Carl “CJ” Rice, a History Master’s student who graduated in 2016, has been awarded the Council of Southern Graduate School’s Outstanding Master’s Thesis Award in the Humanities and Fine Arts. CJ’s thesis, Diocletian’s “Great Persecutions”: Minority Religions and the Roman Tetrarchy was completed last spring under the direction of Tom Parker (chair), Julie Mell and William Adler.
CJ first became interested in religious persecution in Tom Parker’s Roman history course. He wrote a research paper which examined the historiography surrounding Diocletian’s “Great Persecution” of Christians in 303/4 CE. As he worked on that project, he realized that, despite the fact that so many scholars had written about Christian persecution, no one had really considered Christians, Jews, and Manichaeans (a religious sect from the East) alongside one another. He wrote a short version of this analysis for Megan Cherry’s Historical Writing seminar and eventually developed it into his thesis topic.
I think it’s especially interesting because it has something to say about the way that a (somewhat) centralized state power uses religion and law to enforce conformity on and to demand integration from its populations.
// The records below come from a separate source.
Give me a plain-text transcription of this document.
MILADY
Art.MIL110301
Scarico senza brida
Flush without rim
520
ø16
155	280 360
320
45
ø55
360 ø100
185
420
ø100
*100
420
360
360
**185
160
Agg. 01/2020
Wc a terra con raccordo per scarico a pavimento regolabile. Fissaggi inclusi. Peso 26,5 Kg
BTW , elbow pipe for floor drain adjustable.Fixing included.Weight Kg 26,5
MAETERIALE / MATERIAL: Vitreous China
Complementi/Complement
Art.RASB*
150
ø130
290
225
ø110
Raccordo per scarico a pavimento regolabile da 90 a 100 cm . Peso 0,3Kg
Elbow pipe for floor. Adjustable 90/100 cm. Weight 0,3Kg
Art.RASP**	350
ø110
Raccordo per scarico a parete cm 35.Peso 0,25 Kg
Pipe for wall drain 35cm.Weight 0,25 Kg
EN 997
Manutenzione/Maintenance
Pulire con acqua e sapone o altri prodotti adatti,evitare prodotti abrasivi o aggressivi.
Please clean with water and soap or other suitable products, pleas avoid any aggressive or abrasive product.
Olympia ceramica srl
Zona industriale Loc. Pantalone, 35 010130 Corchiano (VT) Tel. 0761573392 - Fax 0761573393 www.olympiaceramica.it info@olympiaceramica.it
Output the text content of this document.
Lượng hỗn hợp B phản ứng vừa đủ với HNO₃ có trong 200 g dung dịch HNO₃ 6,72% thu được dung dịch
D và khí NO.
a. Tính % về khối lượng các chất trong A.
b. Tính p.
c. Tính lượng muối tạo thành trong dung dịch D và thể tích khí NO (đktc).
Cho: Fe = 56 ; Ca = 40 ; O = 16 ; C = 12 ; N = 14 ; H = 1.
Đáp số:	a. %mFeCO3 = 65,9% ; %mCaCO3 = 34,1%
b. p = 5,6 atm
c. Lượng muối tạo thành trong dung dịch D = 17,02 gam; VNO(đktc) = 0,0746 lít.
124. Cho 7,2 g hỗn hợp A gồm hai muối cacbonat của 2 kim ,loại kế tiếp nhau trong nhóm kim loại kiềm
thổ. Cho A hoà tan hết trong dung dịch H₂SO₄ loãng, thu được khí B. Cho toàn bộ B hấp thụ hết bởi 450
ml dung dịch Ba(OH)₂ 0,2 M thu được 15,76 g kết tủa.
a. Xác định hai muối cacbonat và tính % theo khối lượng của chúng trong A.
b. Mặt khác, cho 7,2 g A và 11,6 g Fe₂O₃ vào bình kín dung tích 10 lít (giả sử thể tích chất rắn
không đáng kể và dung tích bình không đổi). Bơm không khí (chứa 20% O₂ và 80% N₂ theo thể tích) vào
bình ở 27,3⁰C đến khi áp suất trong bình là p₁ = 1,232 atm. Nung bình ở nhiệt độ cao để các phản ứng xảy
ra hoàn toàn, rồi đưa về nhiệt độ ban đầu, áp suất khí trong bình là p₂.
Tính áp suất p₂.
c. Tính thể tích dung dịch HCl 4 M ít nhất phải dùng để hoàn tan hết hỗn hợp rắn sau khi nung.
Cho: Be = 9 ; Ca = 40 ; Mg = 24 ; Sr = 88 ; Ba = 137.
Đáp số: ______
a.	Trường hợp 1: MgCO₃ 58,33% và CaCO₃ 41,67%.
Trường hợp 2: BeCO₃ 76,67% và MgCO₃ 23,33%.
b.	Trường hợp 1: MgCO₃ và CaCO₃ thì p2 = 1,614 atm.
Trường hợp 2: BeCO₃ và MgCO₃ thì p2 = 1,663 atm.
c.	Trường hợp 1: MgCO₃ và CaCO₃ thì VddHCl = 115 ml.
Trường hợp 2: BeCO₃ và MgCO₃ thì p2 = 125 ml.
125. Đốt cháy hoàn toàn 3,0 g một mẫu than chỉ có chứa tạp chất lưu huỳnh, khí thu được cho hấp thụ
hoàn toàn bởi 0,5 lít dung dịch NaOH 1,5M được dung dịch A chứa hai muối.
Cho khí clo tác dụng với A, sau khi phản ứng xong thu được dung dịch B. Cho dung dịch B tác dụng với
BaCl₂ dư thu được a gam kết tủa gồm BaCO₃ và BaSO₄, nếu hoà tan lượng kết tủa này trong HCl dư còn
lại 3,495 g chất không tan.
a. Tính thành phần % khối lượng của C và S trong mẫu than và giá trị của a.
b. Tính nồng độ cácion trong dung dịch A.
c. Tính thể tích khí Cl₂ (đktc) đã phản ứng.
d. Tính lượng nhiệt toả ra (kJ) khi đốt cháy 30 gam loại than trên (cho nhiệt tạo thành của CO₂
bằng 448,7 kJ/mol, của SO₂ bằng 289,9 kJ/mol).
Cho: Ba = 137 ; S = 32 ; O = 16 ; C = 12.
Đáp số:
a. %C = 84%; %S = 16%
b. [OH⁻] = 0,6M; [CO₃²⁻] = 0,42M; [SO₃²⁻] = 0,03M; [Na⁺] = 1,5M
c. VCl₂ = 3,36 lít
It’s not at all unlike what we see happening throughout history and even into our own world
-CJ Rice
CJ is now continuing his research into questions about religious identity, toleration and state-sponsored violence in the joint doctoral program in Classics and History at Yale University.
CJ would like to thank William Adler in Religious Studies who helped guide his thesis project at every step as well as Julie Mell who offered invaluable guidance on his chapter on Judaism.